A delegation of presidents of Islamic banks recently met the Finance Minister along with other officials of the finance ministry, but to no avail. In fact, sources privy to the meeting reveals that the Finance Secretary jokingly quipped to the delegation that the Government had not stopped the Islamic banks from investing in treasury bills and PIBs.
In the Islamic banking model, assets have to be created before liabilities; unlike the conventional banking model. Due to the lack of issuance of government guaranteed SLR-eligible paper, Islamic banks have been shoved against the wall; forced to finance PSEs at fine rates, raising the risk of non-performing loans. Moreover, due to lesser returns on their assets, Islamic banks are finding it difficult to raise deposits at higher rates; resulting in deposit attrition.
Neither do these institutions have the luxury of an interest rate corridor (available to conventional banks) where banks can place funds at a minimum rate or borrow at a maximum rate from SBP in dire need. Hence, the traditional economics axiom that the central bank provides “lender of last resort” facility to all banks doesn’t exist for Islamic banks.
It may be noted that these Sukuk are not only the lifeline for Islamic banks, but are also in demand by asset management companies for their Islamic mutual funds. They are also demanded by takaful operators for their fund management requirements.
To address the immediate problem, the following measures are suggested on a war footing:
Ministry buys the Sukuk before maturity on deferred payment from Islamic banks before maturity and sells it back in the market and subsequently buys it again in future on deferred payment. This way, through multiple iterations, Islamic banks will be able to get rid of their excess liquidity.
-Ministry allocates more assets for Sukuk. If motorways can’t be allocated, there should be some other unencumbered assets elsewhere parked in different ministries which could be used for Sukuk issuance.
-There is a misconception in the Ministry that the asset has to be an earning asset. Assets against which Sukuk was issued in the past, i.e. motorway or the airport, have all been earning assets. That doesn’t need to be the case. An asset of the Public Development Sector Program (PDSP) can also be financed through Sukuk.
For example, post offices have to be established in the nook and corner of the country. They don’t necessarily earn a profit; but the government can issue Sukuk against these post office buildings. Another example could be that the government funds its construction of dams through the Islamic banks by issuing SLR-eligible Sukuk.

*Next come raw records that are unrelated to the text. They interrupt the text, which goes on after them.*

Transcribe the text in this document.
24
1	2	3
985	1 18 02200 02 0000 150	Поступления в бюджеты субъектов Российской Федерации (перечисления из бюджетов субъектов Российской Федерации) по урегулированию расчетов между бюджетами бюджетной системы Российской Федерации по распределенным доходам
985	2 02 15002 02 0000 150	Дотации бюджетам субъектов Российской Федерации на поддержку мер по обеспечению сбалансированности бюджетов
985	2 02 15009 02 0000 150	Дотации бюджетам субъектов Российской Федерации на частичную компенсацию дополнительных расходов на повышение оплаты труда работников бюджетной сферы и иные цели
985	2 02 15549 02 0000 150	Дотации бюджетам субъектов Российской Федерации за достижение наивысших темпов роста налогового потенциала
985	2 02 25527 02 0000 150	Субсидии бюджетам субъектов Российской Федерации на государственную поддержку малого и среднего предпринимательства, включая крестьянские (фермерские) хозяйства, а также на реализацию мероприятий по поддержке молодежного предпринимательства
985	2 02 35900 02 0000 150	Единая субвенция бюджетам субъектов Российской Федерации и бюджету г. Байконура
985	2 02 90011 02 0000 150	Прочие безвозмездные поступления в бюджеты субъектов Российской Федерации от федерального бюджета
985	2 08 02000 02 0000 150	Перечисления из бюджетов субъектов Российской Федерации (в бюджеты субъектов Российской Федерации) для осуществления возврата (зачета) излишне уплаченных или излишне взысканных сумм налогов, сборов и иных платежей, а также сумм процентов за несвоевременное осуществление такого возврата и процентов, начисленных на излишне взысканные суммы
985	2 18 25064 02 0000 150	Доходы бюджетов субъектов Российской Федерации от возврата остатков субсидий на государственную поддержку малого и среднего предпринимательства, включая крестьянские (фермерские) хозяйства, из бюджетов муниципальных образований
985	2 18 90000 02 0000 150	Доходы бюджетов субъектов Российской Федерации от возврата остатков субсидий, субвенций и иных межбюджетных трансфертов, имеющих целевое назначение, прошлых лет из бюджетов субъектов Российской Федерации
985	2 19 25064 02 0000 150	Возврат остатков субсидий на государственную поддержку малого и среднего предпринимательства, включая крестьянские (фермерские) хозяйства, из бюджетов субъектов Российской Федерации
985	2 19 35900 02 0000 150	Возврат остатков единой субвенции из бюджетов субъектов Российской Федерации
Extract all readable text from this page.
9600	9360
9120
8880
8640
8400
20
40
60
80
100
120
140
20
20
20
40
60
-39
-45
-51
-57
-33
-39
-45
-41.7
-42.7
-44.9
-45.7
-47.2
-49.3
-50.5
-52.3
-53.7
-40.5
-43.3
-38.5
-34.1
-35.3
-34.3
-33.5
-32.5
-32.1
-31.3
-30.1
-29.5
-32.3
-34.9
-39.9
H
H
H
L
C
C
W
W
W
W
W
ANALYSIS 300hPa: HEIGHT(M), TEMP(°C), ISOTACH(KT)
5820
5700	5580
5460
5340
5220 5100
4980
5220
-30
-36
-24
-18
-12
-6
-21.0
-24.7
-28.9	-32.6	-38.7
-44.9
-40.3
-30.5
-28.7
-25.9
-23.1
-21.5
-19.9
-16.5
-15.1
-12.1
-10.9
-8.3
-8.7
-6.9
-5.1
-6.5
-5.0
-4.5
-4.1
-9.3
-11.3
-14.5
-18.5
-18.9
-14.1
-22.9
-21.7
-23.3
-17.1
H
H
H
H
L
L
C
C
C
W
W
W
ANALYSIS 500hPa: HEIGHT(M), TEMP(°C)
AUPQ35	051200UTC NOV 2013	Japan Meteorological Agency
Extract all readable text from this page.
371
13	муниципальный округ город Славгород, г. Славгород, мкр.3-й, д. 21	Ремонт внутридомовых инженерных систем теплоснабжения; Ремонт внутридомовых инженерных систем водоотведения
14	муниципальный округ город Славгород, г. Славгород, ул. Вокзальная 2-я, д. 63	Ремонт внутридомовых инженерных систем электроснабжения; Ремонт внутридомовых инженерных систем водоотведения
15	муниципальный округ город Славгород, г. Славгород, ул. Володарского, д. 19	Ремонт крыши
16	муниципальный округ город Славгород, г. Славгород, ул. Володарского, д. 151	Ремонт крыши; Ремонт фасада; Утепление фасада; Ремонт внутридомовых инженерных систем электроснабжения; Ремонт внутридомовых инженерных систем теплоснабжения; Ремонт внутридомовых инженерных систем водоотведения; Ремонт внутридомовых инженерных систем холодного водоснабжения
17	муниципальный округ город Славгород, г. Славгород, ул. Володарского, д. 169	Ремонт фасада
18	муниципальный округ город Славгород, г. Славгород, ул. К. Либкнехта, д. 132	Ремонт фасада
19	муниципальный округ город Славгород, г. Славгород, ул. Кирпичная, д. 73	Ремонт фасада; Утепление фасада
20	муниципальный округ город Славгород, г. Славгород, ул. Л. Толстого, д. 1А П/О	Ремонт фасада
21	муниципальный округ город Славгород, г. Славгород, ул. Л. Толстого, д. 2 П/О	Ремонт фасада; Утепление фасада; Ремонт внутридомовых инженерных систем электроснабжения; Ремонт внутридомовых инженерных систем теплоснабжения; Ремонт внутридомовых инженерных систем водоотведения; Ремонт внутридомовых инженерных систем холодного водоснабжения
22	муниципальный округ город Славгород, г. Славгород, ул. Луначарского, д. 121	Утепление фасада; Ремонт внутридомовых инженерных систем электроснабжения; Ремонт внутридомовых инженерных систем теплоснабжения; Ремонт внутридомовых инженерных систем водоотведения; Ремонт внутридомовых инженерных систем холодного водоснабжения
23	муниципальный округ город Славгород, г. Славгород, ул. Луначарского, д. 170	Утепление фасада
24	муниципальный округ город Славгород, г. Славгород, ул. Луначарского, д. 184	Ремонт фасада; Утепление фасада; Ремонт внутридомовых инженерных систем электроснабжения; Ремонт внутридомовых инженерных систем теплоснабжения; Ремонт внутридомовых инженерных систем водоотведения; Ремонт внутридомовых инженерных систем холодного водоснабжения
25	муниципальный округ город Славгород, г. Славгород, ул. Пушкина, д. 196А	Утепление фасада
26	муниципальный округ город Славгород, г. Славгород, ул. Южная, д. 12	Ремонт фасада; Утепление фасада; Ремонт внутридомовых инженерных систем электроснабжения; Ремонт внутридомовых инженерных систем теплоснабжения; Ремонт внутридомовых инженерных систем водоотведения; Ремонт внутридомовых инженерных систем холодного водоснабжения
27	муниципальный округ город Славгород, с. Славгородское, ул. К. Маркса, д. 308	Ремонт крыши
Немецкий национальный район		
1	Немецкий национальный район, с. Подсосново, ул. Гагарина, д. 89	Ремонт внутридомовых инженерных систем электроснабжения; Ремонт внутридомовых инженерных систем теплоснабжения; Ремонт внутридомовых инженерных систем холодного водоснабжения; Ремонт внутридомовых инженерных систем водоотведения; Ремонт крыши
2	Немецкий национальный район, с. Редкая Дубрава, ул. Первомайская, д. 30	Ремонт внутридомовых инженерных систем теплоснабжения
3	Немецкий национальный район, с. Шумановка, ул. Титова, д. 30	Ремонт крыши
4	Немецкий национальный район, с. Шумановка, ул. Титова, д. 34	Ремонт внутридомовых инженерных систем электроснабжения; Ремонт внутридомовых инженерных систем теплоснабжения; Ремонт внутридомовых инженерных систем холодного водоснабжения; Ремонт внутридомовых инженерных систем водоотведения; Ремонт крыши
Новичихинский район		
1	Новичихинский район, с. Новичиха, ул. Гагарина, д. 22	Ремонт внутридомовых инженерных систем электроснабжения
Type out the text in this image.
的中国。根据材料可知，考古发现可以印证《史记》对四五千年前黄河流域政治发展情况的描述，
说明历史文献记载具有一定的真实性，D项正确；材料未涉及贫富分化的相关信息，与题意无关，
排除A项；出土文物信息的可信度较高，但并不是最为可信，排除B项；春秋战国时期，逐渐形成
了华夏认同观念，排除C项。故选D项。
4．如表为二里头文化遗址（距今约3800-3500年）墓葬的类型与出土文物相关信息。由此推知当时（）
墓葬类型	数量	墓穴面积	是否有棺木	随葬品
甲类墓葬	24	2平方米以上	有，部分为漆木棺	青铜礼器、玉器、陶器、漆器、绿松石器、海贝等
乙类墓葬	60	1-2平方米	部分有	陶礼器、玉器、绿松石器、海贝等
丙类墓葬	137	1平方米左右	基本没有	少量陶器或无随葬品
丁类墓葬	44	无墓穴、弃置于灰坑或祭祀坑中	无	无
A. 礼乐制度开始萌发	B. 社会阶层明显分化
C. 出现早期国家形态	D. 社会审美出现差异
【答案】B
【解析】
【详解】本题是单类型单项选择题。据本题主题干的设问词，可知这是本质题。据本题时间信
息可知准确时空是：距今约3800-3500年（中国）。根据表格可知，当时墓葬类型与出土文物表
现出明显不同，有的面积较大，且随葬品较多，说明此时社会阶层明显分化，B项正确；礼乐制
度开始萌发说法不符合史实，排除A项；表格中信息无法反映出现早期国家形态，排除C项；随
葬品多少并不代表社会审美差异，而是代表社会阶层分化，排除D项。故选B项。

-The government should come up with a short-term alternative to treasury bills for Islamic banks. A possible solution could be a product whereby the government could fund its quarterly purchases of crude oil/ furnace oil through the Islamic banking industry by issuing SLR-eligible short-term paper.
-A separate desk should be set up in the Ministry of Finance to look after the affairs of the Islamic banking industry. Interestingly, there is a Director General Debt Management Division; but his job is limited to the issuance of treasury bills and PIBs; while Sukuk is sometimes looked by him or otherwise, by the external accounts division (EAD).
The central bank had a few years ago in its 5-year strategy plan visualized Islamic banking to reach 20% of the total banking industry by 2020. But until it doesn’t come up with a proper short-term and long-term Sukuk program for the Islamic banking industry; this appears to be a far-fetched dream. Moreover, if one of the above-suggested measures is not taken in the short-term; there is a risk that Islamic financial institutions will go short in their statutory liquidity requirement, and be forced to supplement this requirement with cash; further eroding their profitability.